A Brotherhood that Spans the Seas: Archangel and Greater Portland Firefighters Strive for Excellence in Emergency Preparedness & Response

Photo courtesy of the Archangel Committee

The strongest bonds are the ones that are forged in times of adversity. It’s no wonder then that the Fire and Rescue professionals of Greater Portland, Maine have such strong relationships with their fellow firefighters — including ones who work over 4,000 miles away in Greater Portland’s sister city: Arkhangelsk (Archangel), Russia.

Recently, a team of six Russian firefighters from Archangel, including a Fire Prevention Specialist, a Psychologist for Rescue Service, and two 15 year old rescue cadets studying rescue services visited their counterparts in sister city Greater Portland for a week and a half to attend the annual Maine Fire Chiefs Conference. There, they learned and shared about best practices and strategies in the fire and emergency response field.

The visit was one of many Fire and Rescue professional exchanges between the two communities. The exchange program, now referred to as “Project Brotherhood,” started with a grant from the U.S. Embassy in Moscow in 2015. Because of its significant success, it is now supported by private funds. “It has really put our area emergency services idea sharing on a global platform” said James Butler, a Project Brotherhood program organizer and captain at the Scarborough Fire Department.

Photo courtesy of the Archangel Committee

At the conference, firefighters from both cities presented on past exchanges to share what they learned abroad and what new knowledge they were able to bring to their overseas counterparts.
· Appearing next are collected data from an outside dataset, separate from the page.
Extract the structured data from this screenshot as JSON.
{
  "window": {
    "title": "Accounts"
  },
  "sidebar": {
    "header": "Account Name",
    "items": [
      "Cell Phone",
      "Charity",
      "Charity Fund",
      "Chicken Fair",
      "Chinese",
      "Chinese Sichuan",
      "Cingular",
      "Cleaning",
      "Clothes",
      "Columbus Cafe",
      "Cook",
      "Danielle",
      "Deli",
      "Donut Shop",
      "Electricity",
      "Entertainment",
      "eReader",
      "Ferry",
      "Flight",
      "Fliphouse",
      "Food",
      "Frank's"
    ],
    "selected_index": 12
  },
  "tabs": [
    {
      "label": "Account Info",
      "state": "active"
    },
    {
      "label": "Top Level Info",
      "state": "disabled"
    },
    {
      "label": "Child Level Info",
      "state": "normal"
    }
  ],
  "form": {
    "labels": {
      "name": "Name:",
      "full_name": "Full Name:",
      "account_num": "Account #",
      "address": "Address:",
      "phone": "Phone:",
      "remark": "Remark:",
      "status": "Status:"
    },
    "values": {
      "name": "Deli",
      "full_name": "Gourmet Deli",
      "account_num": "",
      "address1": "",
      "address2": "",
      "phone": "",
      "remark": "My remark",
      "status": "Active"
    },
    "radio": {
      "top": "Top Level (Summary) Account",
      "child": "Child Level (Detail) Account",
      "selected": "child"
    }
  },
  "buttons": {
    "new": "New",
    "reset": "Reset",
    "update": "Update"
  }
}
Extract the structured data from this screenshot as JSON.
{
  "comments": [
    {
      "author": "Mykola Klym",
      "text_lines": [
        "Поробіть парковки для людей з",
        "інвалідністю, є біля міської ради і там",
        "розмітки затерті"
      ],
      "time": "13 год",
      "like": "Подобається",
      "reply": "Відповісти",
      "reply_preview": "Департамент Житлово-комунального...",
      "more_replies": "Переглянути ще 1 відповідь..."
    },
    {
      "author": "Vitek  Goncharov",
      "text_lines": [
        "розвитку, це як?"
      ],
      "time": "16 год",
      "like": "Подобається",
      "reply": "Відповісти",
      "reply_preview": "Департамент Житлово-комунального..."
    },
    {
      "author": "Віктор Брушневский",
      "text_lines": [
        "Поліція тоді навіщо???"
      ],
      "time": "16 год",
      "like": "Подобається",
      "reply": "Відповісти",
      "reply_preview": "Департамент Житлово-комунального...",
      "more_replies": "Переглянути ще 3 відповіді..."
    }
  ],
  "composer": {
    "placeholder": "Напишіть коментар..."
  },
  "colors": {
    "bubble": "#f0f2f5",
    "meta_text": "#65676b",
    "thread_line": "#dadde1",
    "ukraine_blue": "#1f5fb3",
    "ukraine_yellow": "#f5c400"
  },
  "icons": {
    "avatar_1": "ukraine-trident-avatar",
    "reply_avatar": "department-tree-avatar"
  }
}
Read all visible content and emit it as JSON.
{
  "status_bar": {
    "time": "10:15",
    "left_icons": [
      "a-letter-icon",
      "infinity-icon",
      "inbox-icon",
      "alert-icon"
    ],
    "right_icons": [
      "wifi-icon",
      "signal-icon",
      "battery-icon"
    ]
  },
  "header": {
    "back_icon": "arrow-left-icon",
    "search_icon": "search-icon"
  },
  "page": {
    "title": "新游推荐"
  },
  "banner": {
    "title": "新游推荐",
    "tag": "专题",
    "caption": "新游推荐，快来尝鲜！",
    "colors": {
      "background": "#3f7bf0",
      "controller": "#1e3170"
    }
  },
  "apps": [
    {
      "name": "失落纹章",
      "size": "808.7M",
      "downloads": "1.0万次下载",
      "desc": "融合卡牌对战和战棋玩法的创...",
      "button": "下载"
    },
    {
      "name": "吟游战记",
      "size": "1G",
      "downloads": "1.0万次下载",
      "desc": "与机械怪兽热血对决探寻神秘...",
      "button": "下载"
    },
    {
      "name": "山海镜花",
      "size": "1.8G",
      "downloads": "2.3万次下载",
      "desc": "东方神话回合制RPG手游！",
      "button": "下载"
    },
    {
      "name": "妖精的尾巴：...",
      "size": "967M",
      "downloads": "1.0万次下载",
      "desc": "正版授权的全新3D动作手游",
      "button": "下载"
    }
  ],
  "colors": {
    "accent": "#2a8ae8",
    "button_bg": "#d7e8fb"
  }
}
Overall, Greater Portland firefighters felt that Archangel firefighters had a lot to teach them about better psychological care and treatment for fire and rescue professionals, as well as better fire safety education in schools. The Archangel firefighters learned a lot from their Greater Portland counterparts about better HAZMAT response, restricted space/upper floor rescue of persons, strategies for better building codes and inspections, and more.

Through several exchanges back and forth, fire and rescue teams from both cities learned a lot about preventative and protective strategies that save lives, but they also learned that they have a lot in common with each other as people .“What we realized immediately was that these firefighters were really just like us” said Chief Andrew Turcotte of the Westbrook Fire Department. Although there was a language barrier, members from both delegations used their iPhones to feverishly translate conversations and questions back and forth to learn about each other. “The fire department family reaches far past American soil — it extends around the world” said Nathaniel Contreras of Scarborough Fire Department.

Photo courtesy of the Archangel Committee

It’s clear that the bonds forged over these many exchanges have become deep and life-lasting. Captain Chris Goodall of the Portland Fire Department shared words on the significance of the program and the origins of its name:

“We refer to the community of firefighters as a “brotherhood” (which includes our firefighting sisters as well). The trip demonstrated to me that the brotherhood does not recognize national boundaries. My brother and sister firefighters in Russia mean as much to me as my compatriots here. We built friendships and bonds that will last forever.”

These bonds will only continue to strengthen as the exchanges continue. There are already several more exchanges planned: at the end of May a delegation from Russia is coming for a week, and in June the program hopes to send more Greater Portland Firefighters to Archangel.